水槽の中の脳

 ヒラリー・パトナム『理性・真理・歴史』の巻頭に収められている超有名論文「水槽の中の脳」を読む。この論文に言及するほかの人たちの書いたものは読んでいたが、パトナムさん自身の論文を読んだのはこれが初めて。
 僕はこの話は「夢」問題と同じ種類の懐疑論を扱ったものだと思いこんでいたのだが(そっち方向の展開については、永井均の名著『翔太と猫のインサイトの夏休み』、およびきわめて出来の良い認識論の教科書である戸田山和久『知識の哲学』を参照)、実はもともとは言語とその外在的な指示対象との因果的結合の必要生を主張するための仕掛けだったということを知った。蟻が地面を這った跡がたまたまチャーチルの顔の絵に見えたとしても、蟻がチャーチルの肖像画を描いたとは言えない。そこには志向性が欠けているからである。ただし、志向性を個人の意図に還元し、したがって概念を個人の内面にある心的対象に還元することは、「指示の魔術理論」として否定される。このあたりの論証は僕にとってはいまひとつクリアーではないのだが、概念はある特定の仕方で使用された記号としてはじめて対象を因果的に指示するのだという。言葉が「使用」という社会的な契機において初めて意味を持つことと、それが外在的対象と因果的に結合するということが、いわば等根源的だとみなされる、ということだろうか。
 いずれにせよ、以上のような議論によって、「水槽の中の脳」はそのことを語り得ない、という結論が下される。なぜなら私たちが実は『マトリックス』的な水槽の中の脳であれば、水槽の外(であれ何であれ)の対象を指示することはできないからである。
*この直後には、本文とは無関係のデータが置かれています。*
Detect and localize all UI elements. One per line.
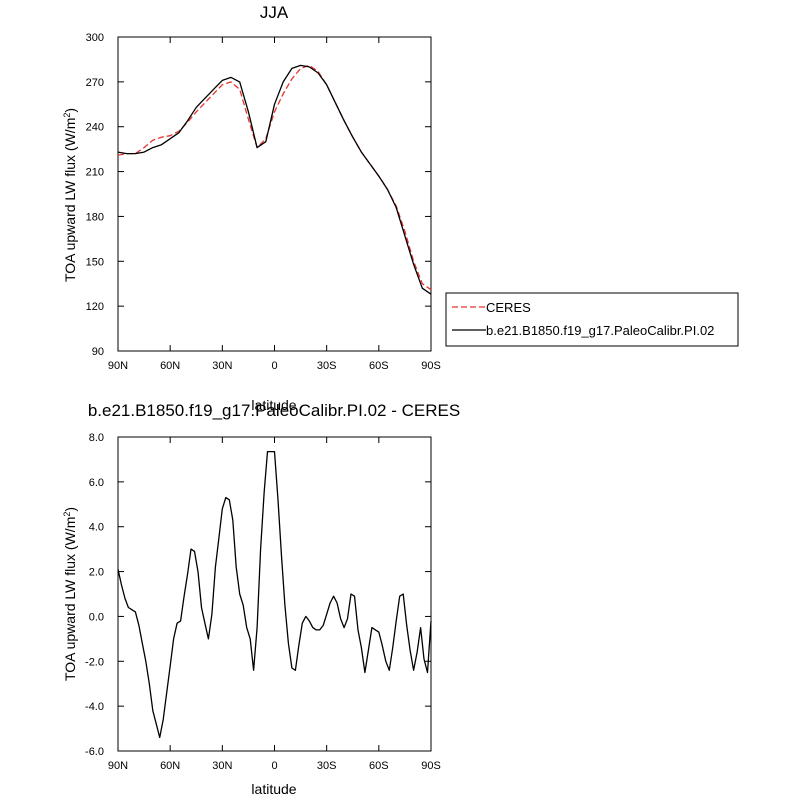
bottom-ytick-label: 0.0 xyxy=(89,611,104,623)
legend-label-model: b.e21.B1850.f19_g17.PaleoCalibr.PI.02 xyxy=(486,323,714,338)
top-ytick-label: 150 xyxy=(86,256,104,268)
top-x-ticks: 90N 60N 30N 0 30S 60S 90S xyxy=(108,37,441,372)
top-series-line-1 xyxy=(117,64,432,295)
top-ytick-label: 240 xyxy=(86,122,104,134)
bottom-ytick-label: 6.0 xyxy=(89,477,104,489)
top-plot-frame xyxy=(117,36,432,352)
bottom-ytick-label: 4.0 xyxy=(89,522,104,534)
top-series-line-0 xyxy=(117,64,432,291)
top-xtick-label: 30S xyxy=(317,360,337,372)
top-ytick-label: 90 xyxy=(92,346,104,358)
top-xtick-label: 60N xyxy=(160,360,180,372)
legend-box xyxy=(445,292,739,347)
bottom-x-ticks: 90N 60N 30N 0 30S 60S 90S xyxy=(108,437,441,772)
top-y-axis-label: TOA upward LW flux (W/m2) xyxy=(62,108,78,282)
bottom-ytick-label: -2.0 xyxy=(85,656,104,668)
top-ytick-label: 180 xyxy=(86,211,104,223)
bottom-panel: b.e21.B1850.f19_g17.PaleoCalibr.PI.02 - … xyxy=(62,401,460,797)
legend: CERES b.e21.B1850.f19_g17.PaleoCalibr.PI… xyxy=(445,292,739,347)
bottom-xtick-label: 60N xyxy=(160,760,180,772)
top-ytick-label: 300 xyxy=(86,32,104,44)
legend-label-ceres: CERES xyxy=(486,300,531,315)
bottom-xtick-label: 60S xyxy=(369,760,389,772)
bottom-ytick-label: -6.0 xyxy=(85,746,104,758)
top-ytick-label: 270 xyxy=(86,77,104,89)
bottom-ytick-label: 8.0 xyxy=(89,432,104,444)
top-xtick-label: 0 xyxy=(271,360,277,372)
top-chart-title: JJA xyxy=(260,3,289,22)
top-xtick-label: 60S xyxy=(369,360,389,372)
bottom-y-axis-label: TOA upward LW flux (W/m2) xyxy=(62,507,78,681)
top-panel: JJA 90 120 150 180 210 240 270 300 90N 60N 30N 0 30… xyxy=(62,3,739,413)
bottom-xtick-label: 30N xyxy=(212,760,232,772)
top-x-axis-label: latitude xyxy=(251,397,296,413)
bottom-y-ticks: -6.0 -4.0 -2.0 0.0 2.0 4.0 6.0 8.0 xyxy=(85,432,431,758)
top-xtick-label: 90N xyxy=(108,360,128,372)
top-series xyxy=(117,64,432,295)
top-xtick-label: 30N xyxy=(212,360,232,372)
top-ytick-label: 120 xyxy=(86,301,104,313)
bottom-ytick-label: -4.0 xyxy=(85,701,104,713)
bottom-chart-title: b.e21.B1850.f19_g17.PaleoCalibr.PI.02 - … xyxy=(88,401,460,420)
top-ytick-label: 210 xyxy=(86,167,104,179)
top-y-ticks: 90 120 150 180 210 240 270 300 xyxy=(86,32,431,358)
bottom-xtick-label: 30S xyxy=(317,760,337,772)
bottom-xtick-label: 90N xyxy=(108,760,128,772)
bottom-series xyxy=(117,450,432,739)
bottom-series-line-0 xyxy=(117,450,432,739)
top-xtick-label: 90S xyxy=(421,360,441,372)
bottom-xtick-label: 0 xyxy=(271,760,277,772)
bottom-xtick-label: 90S xyxy=(421,760,441,772)
bottom-x-axis-label: latitude xyxy=(251,781,296,797)
bottom-ytick-label: 2.0 xyxy=(89,567,104,579)
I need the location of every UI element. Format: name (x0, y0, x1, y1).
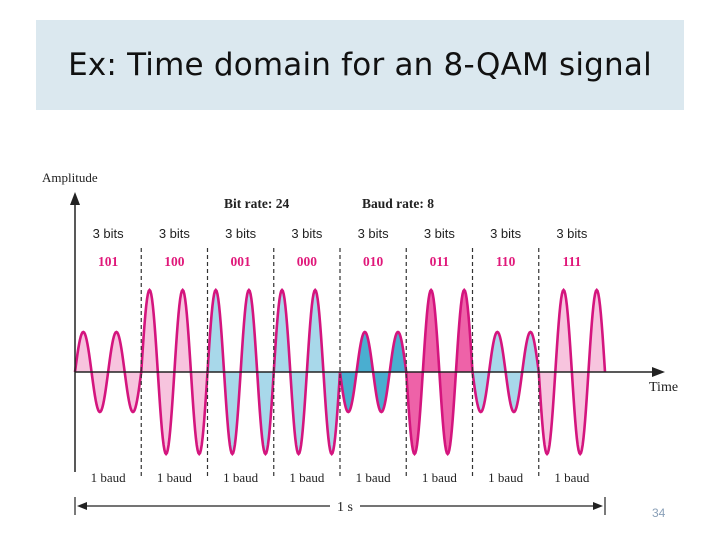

 それにしても、噂には聞いて(読んで)いたけど、パトナムさんは笑っちゃうほど頭がいい。そしてアイデアマンだ。「水槽の中の脳」自体が秀逸な道具立てだが、〈お互いを騙し続ける2台のテューリング・マシン〉(柴田正良『ロボットの心』に印象的な解説あり)だの、お得意の〈双子地球〉だのといった思考実験が惜しげもなく繰り出されて、話が猛スピードで進む。その分、論証に粘りが足りない気がするし、もっと丁寧にゆっくり説明してほしいとも思うが、なにはともあれ、頭の良い人の文章に触れたときにだけ感じられる一種の酷薄な解放感、あのなぜか哀しくも爽やかな感覚を、久しぶりに感じることができた。